DACs and Sample Playback

Synopsis

Square waves are fine for chip music. But the Next can also play actual sampled sound — speech, drums, wave-tables, anything you can put in memory as 8-bit PCM. The trick is the four built-in 8-bit DACs (left A, left B, right A, right B), each controlled by one I/O port. Write a byte → that byte becomes a voltage. Do it 8000 times a second and you have a wavetable synthesiser.

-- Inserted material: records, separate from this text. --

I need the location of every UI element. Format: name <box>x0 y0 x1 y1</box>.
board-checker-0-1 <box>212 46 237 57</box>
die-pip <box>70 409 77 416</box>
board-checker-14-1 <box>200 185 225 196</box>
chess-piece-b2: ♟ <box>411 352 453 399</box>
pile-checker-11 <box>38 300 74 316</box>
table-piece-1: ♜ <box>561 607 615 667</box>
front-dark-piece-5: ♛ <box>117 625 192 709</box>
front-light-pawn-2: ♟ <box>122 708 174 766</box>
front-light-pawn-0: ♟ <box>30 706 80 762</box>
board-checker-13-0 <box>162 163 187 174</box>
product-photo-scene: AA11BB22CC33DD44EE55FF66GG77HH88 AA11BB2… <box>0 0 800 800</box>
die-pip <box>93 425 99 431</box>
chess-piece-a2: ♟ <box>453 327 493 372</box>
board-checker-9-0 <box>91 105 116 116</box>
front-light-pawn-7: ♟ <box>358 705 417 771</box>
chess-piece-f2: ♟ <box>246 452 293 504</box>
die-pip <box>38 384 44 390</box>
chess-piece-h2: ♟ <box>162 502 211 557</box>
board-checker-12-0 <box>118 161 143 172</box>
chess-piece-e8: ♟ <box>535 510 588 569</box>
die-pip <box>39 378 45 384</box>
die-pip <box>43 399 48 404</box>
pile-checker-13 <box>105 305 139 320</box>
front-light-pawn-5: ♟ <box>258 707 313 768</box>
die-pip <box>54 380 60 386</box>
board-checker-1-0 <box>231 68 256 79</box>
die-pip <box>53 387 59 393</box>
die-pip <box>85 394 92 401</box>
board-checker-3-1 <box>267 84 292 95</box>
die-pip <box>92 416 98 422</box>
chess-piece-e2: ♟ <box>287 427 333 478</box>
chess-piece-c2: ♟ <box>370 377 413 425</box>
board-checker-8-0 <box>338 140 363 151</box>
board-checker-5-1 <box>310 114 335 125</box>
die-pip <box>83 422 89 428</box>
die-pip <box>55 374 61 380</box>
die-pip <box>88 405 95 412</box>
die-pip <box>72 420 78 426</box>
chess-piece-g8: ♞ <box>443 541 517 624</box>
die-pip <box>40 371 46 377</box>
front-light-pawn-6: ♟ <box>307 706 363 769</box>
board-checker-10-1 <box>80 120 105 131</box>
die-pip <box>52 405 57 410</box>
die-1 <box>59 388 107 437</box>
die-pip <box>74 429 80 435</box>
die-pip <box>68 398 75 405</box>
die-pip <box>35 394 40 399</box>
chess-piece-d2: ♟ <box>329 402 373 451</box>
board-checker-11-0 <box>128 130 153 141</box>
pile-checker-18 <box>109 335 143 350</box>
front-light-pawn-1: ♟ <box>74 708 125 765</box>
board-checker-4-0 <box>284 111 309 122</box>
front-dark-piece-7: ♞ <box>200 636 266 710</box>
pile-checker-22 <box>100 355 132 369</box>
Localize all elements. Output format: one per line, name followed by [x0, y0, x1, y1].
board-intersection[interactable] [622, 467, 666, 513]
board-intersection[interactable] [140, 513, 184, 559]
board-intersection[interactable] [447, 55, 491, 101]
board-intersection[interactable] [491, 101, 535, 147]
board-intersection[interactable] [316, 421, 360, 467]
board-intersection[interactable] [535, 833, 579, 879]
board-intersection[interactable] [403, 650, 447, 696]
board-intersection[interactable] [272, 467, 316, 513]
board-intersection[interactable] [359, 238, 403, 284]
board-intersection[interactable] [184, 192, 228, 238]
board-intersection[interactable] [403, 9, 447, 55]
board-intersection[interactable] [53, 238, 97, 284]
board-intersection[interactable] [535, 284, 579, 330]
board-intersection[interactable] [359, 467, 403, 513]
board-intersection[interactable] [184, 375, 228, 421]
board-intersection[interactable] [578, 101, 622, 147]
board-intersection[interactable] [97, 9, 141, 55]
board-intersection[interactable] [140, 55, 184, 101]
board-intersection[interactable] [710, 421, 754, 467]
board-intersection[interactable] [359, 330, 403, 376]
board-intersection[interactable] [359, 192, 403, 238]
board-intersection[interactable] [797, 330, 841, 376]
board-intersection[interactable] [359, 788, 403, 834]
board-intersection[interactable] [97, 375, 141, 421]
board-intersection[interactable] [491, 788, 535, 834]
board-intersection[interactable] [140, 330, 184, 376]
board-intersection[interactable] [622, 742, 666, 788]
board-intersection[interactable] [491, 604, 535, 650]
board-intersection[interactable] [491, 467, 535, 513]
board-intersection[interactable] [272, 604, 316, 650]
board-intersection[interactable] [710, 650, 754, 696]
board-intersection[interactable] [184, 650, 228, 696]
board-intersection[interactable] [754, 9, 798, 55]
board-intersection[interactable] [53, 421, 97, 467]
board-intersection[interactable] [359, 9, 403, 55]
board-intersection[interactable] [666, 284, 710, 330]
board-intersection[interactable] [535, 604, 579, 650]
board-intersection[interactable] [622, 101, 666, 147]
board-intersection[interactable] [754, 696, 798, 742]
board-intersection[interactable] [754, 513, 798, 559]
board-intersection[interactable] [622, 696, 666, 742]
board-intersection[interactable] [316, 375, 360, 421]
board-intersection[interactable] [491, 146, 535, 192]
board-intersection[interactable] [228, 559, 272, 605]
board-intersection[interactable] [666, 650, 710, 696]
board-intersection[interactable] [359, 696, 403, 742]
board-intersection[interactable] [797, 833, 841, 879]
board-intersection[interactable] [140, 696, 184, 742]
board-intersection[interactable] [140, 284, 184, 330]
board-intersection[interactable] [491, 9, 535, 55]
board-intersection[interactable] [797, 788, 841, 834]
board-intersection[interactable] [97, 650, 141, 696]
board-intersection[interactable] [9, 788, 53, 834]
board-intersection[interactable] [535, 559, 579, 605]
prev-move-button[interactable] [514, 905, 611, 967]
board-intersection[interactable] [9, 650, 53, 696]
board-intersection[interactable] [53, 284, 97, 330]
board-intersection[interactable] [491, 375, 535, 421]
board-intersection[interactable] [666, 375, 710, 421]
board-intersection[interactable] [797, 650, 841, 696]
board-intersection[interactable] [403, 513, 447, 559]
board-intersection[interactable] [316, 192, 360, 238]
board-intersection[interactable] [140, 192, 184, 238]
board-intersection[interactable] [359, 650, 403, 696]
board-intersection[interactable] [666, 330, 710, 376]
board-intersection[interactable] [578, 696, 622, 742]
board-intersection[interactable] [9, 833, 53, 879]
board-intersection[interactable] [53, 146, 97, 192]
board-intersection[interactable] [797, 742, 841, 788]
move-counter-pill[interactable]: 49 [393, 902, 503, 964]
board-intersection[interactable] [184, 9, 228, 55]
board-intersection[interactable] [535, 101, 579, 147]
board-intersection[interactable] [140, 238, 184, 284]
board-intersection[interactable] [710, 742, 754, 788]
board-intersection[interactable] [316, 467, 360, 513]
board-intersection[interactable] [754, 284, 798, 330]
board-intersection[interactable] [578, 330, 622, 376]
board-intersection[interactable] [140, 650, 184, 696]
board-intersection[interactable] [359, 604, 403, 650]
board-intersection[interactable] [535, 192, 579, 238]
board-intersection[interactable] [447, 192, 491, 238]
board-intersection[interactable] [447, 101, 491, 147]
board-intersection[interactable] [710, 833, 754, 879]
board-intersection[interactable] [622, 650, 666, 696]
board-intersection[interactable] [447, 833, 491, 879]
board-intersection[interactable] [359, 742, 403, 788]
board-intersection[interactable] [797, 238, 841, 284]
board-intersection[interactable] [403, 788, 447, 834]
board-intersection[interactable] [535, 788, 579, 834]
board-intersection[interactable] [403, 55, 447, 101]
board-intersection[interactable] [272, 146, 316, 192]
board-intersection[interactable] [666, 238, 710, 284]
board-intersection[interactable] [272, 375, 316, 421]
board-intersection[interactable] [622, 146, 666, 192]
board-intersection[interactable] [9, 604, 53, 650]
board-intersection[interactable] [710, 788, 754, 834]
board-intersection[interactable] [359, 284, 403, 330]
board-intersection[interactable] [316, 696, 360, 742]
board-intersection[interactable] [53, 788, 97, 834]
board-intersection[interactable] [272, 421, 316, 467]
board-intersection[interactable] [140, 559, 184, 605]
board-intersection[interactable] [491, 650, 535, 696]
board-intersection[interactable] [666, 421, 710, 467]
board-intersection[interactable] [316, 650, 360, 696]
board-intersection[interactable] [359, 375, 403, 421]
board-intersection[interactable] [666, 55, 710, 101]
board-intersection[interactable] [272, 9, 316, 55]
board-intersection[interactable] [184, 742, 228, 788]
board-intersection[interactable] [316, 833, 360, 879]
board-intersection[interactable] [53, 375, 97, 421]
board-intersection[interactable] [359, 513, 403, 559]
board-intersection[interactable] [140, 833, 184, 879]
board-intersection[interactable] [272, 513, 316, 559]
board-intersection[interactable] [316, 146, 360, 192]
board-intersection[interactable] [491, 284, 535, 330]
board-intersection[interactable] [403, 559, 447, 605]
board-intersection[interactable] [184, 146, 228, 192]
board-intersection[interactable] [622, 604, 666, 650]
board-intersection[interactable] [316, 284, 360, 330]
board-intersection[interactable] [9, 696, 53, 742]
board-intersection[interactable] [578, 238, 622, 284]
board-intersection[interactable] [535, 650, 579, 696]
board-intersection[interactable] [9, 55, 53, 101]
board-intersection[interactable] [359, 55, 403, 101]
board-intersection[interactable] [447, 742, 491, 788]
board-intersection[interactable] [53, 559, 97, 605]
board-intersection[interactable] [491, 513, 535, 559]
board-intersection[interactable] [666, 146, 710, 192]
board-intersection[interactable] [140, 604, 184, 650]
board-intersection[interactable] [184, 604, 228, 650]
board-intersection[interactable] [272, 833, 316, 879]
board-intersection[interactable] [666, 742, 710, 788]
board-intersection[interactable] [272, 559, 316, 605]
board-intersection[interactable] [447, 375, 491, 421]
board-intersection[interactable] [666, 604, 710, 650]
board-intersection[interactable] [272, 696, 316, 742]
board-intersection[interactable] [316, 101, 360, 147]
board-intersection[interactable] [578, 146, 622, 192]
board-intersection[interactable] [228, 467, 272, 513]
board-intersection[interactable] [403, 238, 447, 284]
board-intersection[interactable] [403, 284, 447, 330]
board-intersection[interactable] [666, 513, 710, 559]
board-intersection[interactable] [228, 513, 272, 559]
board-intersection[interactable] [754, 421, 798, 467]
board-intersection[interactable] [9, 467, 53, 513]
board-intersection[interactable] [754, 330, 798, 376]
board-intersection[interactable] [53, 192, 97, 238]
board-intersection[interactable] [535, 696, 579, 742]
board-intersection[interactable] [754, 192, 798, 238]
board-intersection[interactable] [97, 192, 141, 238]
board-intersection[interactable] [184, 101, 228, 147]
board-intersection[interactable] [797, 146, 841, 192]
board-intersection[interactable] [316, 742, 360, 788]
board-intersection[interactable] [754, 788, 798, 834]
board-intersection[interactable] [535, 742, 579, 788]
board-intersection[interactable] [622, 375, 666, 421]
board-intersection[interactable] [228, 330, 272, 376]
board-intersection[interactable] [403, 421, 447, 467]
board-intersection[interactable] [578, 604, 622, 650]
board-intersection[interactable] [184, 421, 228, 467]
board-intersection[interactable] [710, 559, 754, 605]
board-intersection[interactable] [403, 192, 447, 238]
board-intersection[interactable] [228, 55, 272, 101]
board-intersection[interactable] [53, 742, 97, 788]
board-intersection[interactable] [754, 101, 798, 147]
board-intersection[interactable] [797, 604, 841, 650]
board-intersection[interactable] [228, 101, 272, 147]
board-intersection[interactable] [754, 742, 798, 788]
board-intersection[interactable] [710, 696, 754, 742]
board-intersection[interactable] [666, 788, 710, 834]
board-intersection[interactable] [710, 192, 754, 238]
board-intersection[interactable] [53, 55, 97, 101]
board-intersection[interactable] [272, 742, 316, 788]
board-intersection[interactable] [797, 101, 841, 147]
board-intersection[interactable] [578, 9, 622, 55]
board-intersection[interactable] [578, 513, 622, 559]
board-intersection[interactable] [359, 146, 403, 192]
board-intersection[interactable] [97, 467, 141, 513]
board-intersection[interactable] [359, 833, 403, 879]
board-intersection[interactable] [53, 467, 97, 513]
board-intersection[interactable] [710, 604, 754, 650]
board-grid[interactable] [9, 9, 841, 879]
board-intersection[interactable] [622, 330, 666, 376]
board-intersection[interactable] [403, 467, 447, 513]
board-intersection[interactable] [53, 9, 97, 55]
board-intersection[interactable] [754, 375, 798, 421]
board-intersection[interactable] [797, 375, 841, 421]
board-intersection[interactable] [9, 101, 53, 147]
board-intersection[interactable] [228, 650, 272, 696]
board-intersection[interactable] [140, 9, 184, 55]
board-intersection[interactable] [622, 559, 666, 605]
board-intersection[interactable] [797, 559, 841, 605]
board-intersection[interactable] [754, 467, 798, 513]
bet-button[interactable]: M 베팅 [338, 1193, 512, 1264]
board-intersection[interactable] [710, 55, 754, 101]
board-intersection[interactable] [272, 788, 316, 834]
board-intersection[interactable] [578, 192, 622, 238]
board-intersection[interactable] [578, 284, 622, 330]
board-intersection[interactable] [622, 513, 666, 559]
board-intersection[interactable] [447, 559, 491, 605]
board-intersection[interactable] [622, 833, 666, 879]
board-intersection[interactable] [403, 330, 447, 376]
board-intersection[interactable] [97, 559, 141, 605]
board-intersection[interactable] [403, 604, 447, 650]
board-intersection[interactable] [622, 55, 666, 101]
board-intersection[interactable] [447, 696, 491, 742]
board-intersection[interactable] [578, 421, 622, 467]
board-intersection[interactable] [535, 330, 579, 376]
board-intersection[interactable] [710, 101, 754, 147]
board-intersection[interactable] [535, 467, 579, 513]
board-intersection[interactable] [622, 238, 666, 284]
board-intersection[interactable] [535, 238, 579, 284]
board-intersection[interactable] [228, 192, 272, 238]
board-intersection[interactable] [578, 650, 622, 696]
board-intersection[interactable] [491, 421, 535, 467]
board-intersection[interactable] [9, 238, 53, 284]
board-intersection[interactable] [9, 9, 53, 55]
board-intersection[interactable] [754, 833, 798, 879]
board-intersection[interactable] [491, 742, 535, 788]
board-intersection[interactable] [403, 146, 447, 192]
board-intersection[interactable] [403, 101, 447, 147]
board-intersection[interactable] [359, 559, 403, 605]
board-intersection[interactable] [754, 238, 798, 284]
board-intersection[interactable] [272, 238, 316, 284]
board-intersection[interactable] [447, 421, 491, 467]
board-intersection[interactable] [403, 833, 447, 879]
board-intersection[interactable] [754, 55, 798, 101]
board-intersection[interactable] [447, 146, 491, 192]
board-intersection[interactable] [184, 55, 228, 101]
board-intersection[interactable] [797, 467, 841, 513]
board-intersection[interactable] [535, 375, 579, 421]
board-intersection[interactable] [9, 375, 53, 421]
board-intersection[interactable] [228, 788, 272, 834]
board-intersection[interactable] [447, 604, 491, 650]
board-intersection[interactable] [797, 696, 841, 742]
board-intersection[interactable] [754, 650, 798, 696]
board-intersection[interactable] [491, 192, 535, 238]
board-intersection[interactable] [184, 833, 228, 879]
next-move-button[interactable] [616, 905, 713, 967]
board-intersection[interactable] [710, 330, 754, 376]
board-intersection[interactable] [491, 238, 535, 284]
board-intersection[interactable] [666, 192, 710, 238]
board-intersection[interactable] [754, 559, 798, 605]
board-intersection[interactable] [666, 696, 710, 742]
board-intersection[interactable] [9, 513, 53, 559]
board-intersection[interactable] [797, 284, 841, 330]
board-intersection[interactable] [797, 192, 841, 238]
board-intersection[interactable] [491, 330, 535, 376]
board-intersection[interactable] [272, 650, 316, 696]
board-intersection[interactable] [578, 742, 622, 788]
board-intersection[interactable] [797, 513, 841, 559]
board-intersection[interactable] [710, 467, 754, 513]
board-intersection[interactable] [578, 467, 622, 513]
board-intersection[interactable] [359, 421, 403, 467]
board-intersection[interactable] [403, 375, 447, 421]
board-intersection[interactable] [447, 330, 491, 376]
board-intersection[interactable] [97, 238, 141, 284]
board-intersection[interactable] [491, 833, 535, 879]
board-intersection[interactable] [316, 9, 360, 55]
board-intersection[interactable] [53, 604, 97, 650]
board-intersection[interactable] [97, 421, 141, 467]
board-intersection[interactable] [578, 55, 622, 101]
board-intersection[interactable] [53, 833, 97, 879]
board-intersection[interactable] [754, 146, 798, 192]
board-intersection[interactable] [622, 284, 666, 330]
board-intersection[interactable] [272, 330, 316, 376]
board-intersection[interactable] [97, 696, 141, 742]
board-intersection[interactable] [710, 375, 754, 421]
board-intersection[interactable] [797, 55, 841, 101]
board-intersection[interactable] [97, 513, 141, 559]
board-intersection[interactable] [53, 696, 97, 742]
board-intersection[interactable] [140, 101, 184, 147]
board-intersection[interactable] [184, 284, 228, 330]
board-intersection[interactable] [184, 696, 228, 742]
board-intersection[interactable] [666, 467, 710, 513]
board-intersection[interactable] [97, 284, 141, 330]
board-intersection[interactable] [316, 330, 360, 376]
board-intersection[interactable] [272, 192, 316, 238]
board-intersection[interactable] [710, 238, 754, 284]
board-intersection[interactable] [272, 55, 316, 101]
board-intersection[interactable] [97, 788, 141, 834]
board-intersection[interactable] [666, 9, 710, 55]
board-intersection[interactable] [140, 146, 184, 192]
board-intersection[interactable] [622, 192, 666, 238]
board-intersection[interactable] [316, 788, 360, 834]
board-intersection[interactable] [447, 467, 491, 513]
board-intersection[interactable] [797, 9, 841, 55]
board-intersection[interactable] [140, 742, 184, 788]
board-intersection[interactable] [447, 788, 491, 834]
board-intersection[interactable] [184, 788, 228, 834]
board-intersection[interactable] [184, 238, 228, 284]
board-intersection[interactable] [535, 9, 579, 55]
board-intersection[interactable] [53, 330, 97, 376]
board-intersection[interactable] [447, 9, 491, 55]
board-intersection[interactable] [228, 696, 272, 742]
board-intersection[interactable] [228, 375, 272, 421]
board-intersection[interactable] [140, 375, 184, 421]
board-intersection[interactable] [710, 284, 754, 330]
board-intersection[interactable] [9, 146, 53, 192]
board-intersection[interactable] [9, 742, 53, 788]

This chapter is where two earlier chapters pay off in a single application: we use the CTC to keep accurate sample-rate timing, and the zxnDMA to do the actual byte transfer with zero CPU overhead. We use both, side by side, and compare them.

Topics:

• The four DAC ports. $FB (left A), $B3 (left B), $0F (right A), $DF (right B), and the eight-bit unsigned PCM convention.
• Routing. NextReg $08 bits — which DAC goes to which output, including “all four to both speakers” for max volume.
• Sample formats. Raw 8-bit signed/unsigned, the 11025 Hz / 22050 Hz / 44100 Hz convention, and how to convert WAV in advance.
• CPU-driven playback. A CTC channel ticks at the sample rate; its ISR does an OUT (DAC),A and advances a pointer. Costs ~150 T-states per sample at 11 kHz.
• DMA-driven playback. A CTC channel is wired to the DMA via NextReg $CD. The DMA copies one byte from a sample buffer to the DAC port on every CTC tick. The CPU does literally nothing during playback. This is how the Next does professional-quality audio.
• Looping, ping-pong, and end-of-buffer. DMA modes that automatically restart, plus status polling or a separate timing interrupt when you need to queue the next buffer.
• Mixing AY and DAC. Both go to the same output stage; the chip music continues underneath the samples.

What you should know first

• Interrupts.
• The CTC.
• zxnDMA.

Planned exercises

• CPU-paced sample. Play an 8 kHz speech sample using a CTC ISR.
• DMA-paced sample. Replay the same sample using DMA. Compare CPU load (use the CTC profiling utility from chapter 5 to measure how much main-loop time you actually win back).
• CTC-paced DMA streaming. Stream a small unsigned 8-bit sample buffer to a DAC port using burst-mode DMA paced by a CTC channel. The DMA transfers one byte per CTC trigger, releases the bus between samples, and lets the CPU continue running a small animation or counter in the foreground. The foreground activity proves the CPU is not trapped in the sample-output loop.
• Drum + chip music. AY tracker tune playing in the background, DMA-driven drum hits triggered on key press.

Planned Demo: Audio Streaming with CTC Timing

This demo belongs here rather than in the zxnDMA chapter because the interesting question is not how to upload a DMA table; it is how to produce a stable audio sample rate. The CTC supplies the sample clock, and zxnDMA moves one byte from the sample buffer to a DAC port on each CTC trigger.

The DMA program is close to an ordinary memory-to-port burst transfer, but WR2 has no prescaler. NextReg $CD connects a CTC channel’s ZC/TO pulse to the DMA trigger path:

CTC_CH3     equ $1B3B        ; Use channel 3 for audio timing
NR_REG      equ $243B
NR_DAT      equ $253B
 
; --- Configure CTC Channel 3 as a timer at about 22 kHz.
;     28 MHz / 16 / 80 = 21,875 Hz
    ld bc,CTC_CH3
    ld a,%00000101          ; Timer, prescaler /16, TC follows
    out (c),a
    ld a,80
    out (c),a
 
; --- Arm the CTC -> DMA trigger: NR $CD bit 3 = CTC channel 3.
    ld a,$CD
    ld bc,NR_REG
    out (c),a
    ld a,%00001000
    ld bc,NR_DAT
    out (c),a
 
; --- DMA program: burst mode, no WR2 prescaler.
audioCTCDMAProgram:
    .dma reset
    .dma wr0 a_to_b, transfer
audioCTCSrc:  .dw 0                     ; patch: source buffer address
audioCTCLen:  .dw 0                     ; patch: sample count
    .dma wr1 memory, increment
    .dma wr2 io, fixed                  ; no prescaler: CTC handles timing
    .dma wr4 burst
    .dw $00DF                           ; Port B = DAC port $DF
    .dma wr5
    .dma load
    .dma enable
audioCTCDMAProgram_end:
 
; Kick off streaming: HL = buffer address, BC = sample count
    ld (audioCTCSrc),hl
    ld (audioCTCLen),bc
    ld hl,audioCTCDMAProgram
    ld b,audioCTCDMAProgram_end - audioCTCDMAProgram
    ld c,$6B
    otir

The CPU runs between CTC-triggered burst transfers. Each CTC tick delivers one sample to the DAC, and the foreground code can keep animating, polling input, or preparing the next buffer.